- Location of Neuland
- Neuland Neuland
- Coordinates: 53°28′16″N 10°1′29″E﻿ / ﻿53.47111°N 10.02472°E
- Country: Germany
- State: Hamburg
- City: Hamburg
- Borough: Harburg

Area
- • Total: 10.0 km^{2} (3.9 sq mi)

Population (2023-12-31)
- • Total: 1,713
- • Density: 171/km^{2} (444/sq mi)
- Time zone: UTC+01:00 (CET)
- • Summer (DST): UTC+02:00 (CEST)
- Dialling codes: 040
- Vehicle registration: HH

= Neuland, Hamburg =

Neuland (/de/) is a quarter of Hamburg, Germany, in the borough of Harburg. It is located in the east of the borough below the Elbe river. In 2020 the population was 1,794.

==Geography==
Neuland borders the quarters Wilhelmsburg, Gut Moor and Harburg.

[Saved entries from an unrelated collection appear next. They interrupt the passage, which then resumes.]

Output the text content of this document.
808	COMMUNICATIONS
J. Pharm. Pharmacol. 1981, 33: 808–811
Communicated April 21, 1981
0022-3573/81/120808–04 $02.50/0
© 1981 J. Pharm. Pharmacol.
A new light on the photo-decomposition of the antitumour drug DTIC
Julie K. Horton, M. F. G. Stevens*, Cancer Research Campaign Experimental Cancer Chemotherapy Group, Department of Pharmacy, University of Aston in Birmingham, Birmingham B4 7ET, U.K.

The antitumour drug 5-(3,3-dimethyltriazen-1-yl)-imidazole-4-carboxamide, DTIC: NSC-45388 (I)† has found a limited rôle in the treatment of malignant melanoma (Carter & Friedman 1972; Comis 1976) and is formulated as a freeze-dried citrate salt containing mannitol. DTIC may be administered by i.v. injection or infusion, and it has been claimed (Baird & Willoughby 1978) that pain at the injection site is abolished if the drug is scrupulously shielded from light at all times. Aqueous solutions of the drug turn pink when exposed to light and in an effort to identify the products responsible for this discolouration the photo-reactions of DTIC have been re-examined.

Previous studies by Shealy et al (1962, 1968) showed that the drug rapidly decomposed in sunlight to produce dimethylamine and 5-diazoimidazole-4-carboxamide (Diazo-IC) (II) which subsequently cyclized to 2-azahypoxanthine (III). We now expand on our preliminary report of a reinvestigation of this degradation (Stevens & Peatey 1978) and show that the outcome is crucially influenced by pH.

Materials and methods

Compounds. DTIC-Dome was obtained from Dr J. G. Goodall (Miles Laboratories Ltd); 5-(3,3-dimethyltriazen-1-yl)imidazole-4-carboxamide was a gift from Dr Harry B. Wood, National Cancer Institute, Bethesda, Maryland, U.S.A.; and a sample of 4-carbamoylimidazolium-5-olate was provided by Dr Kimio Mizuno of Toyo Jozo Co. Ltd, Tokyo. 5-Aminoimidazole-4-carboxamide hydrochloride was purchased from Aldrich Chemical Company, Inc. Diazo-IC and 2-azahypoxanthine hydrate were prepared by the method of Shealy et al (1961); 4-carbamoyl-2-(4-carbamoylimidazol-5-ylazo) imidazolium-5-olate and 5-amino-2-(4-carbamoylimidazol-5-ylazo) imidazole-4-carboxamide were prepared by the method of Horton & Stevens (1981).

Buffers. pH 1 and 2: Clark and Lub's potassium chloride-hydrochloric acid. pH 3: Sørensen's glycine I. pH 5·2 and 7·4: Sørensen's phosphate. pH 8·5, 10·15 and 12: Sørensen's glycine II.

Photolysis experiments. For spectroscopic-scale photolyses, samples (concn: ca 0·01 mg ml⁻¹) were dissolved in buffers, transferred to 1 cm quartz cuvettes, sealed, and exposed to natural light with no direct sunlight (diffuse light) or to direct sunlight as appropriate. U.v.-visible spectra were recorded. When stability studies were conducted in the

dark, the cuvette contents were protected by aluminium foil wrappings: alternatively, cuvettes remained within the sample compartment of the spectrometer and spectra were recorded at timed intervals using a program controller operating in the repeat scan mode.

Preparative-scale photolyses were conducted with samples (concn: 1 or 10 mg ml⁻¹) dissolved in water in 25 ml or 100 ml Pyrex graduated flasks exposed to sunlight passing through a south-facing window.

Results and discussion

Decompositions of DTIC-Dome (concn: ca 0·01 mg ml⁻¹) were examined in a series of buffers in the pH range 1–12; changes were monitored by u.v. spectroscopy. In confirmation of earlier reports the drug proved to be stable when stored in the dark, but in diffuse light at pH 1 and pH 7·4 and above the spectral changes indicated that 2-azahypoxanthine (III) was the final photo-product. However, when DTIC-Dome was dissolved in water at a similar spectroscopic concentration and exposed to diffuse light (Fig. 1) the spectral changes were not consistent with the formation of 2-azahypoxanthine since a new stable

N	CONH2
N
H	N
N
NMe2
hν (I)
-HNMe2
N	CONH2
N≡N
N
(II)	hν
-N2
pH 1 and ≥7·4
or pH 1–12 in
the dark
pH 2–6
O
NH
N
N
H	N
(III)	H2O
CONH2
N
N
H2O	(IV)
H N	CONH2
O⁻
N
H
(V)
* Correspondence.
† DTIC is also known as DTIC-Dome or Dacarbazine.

It also borders the Landkreis Harburg in Lower Saxony.

==History==
Neuland became a part of Hamburg through the Greater Hamburg Act in 1937.

==Politics==
These are the results of Gut Moor and Neuland in the Hamburg state election:

| State Election | SPD | AfD | CDU | Greens | Left | FDP | Others |
|---|---|---|---|---|---|---|---|
| 2020 | 45,1 % | 13,1 % | 12,4 % | 12,0 % | 05,4 % | 05,1 % | 06,9 % |
| 2015 | 47,4 % | 11,5 % | 20,5 % | 04,2 % | 04,4 % | 08,0 % | 04,0 % |
| 2011 | 52,0 % | – | 26,2 % | 05,9 % | 04,4 % | 06,4 % | 05,1 % |
| 2008 | 36,7 % | – | 47,2 % | 06,4 % | 04,4 % | 03,4 % | 01,8 % |
| 2004 | 31,6 % | – | 50,8 % | 05,1 % | – | 02,2 % | 10,3 % |

==Education==
The smallest elementary school (Grundschule) in Hamburg is located in Neuland.